Occhi di ghiaccio, lame nella notte che incidono ferite indelebili. Segni interrotti, impigliati in altri segni, frammenti instabili in un intreccio di rapporti e configurazioni decentrate e prive di costruzione gerarchica in una variazione continua degli orientamenti dove il centro è dappertutto e in nessun luogo. Inondati dall’impazienza di segni transitori, mobili e liberi, legati da leggi misteriose, continuare a oltrepassarsi l’un l’altro senza mai incontrarsi, mescolando, enigmi alla ricerca di nomi  smarriti. Ricongiunti in una identità non identica, tra memorie riemergenti, dispersi nell’incertezza, senza riuscire a distinguere il ricordo dalla nostalgia.
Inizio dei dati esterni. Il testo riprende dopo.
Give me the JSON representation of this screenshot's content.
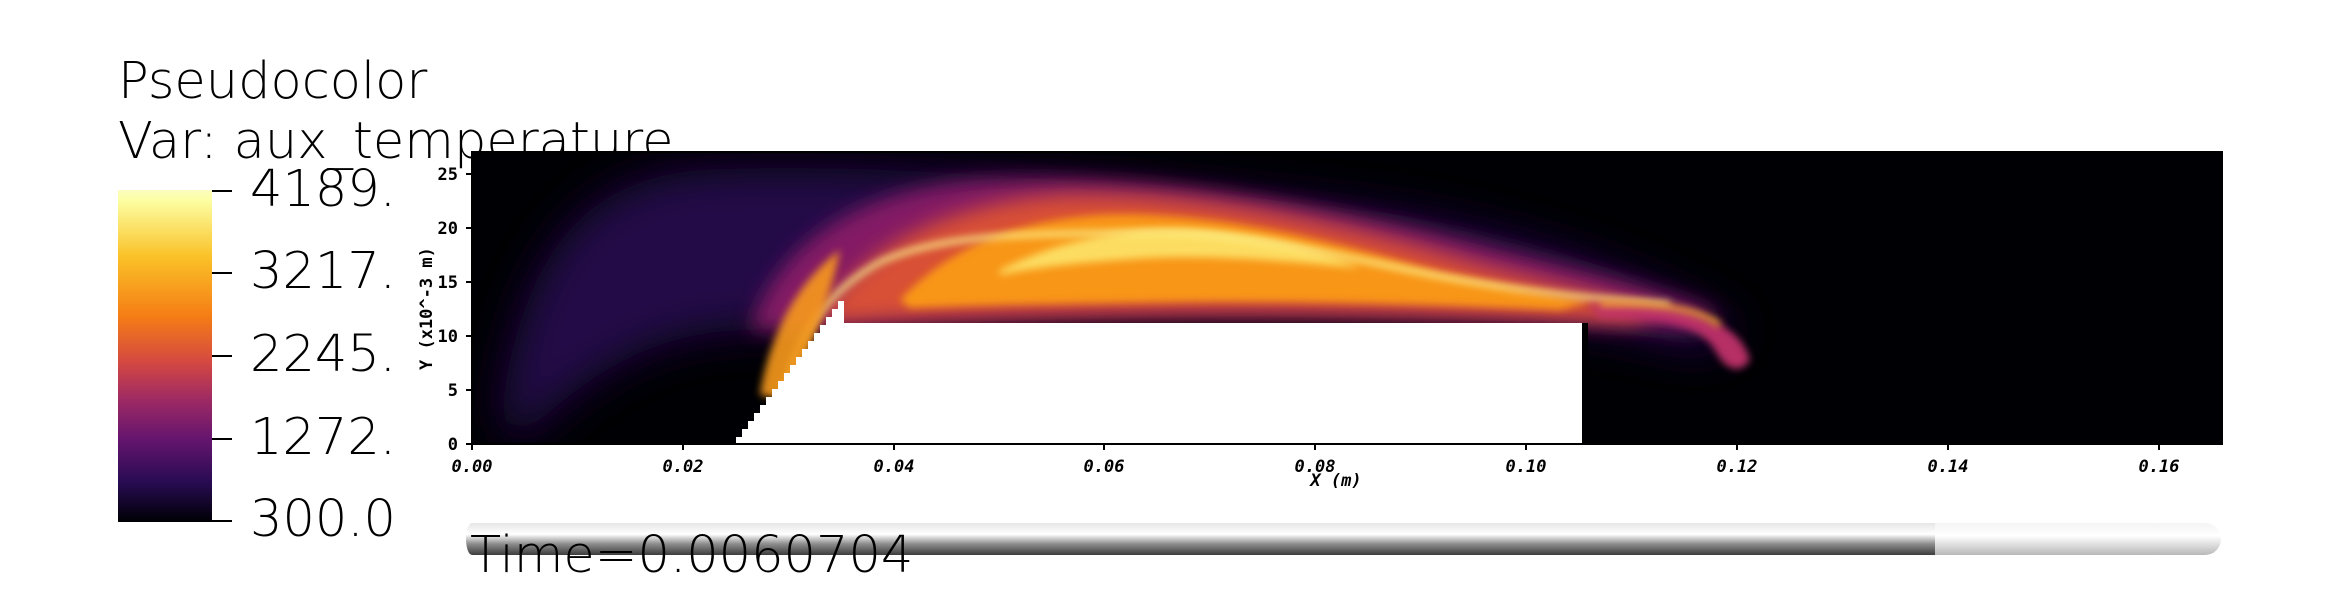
{
  "legend": {
    "title": "Pseudocolor",
    "var_label": "Var: aux_temperature",
    "colormap": "inferno",
    "ticks": [
      "4189.",
      "3217.",
      "2245.",
      "1272.",
      "300.0"
    ]
  },
  "time_label": "Time=0.0060704",
  "chart_data": {
    "type": "heatmap",
    "title": "",
    "variable": "aux_temperature",
    "xlabel": "X (m)",
    "ylabel": "Y (x10^-3 m)",
    "xlim": [
      0.0,
      0.166
    ],
    "ylim": [
      0,
      27
    ],
    "x_ticks": [
      "0.00",
      "0.02",
      "0.04",
      "0.06",
      "0.08",
      "0.10",
      "0.12",
      "0.14",
      "0.16"
    ],
    "y_ticks": [
      "0",
      "5",
      "10",
      "15",
      "20",
      "25"
    ],
    "value_range": [
      300.0,
      4189.0
    ],
    "obstacle": {
      "x_start": 0.026,
      "ramp_top_x": 0.036,
      "x_end": 0.105,
      "y_top": 11.5
    },
    "time_slider_fraction": 0.833
  }
}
Si può afferrare davvero solo ciò che non si è mai smesso di cercare. La linea non assomiglia al visibile, ma lo rende percepibile come mistero. Tracciare una linea significa aprire il foglio della superficie alla ricerca di un incerto equilibrio tra pericolo e salvezza.L’apparizione del segno dipende dal grado di resistenza, di opposizione del foglio. Il disegno è un’attività il cui scopo è riconoscere e forse conciliare l’apparente contraddizione tra presenza ed assenza. Il peso di una riga prima di dissolversi nell’indistinto procede nel distacco tra scie evanescenti affondate nel bianco. Occorre lasciarsi invadere da ostinate presenze somatizzate su superfici reattive ad alta sensibilità. Si tratta di una forma di devozione, una pratica dell’attenzione che acuisce la percezione di perdita inscritta nell’origine, come un codice criptato, inaccessibile ma irrinunciabile, riconquistato attraverso un meditato silenzio.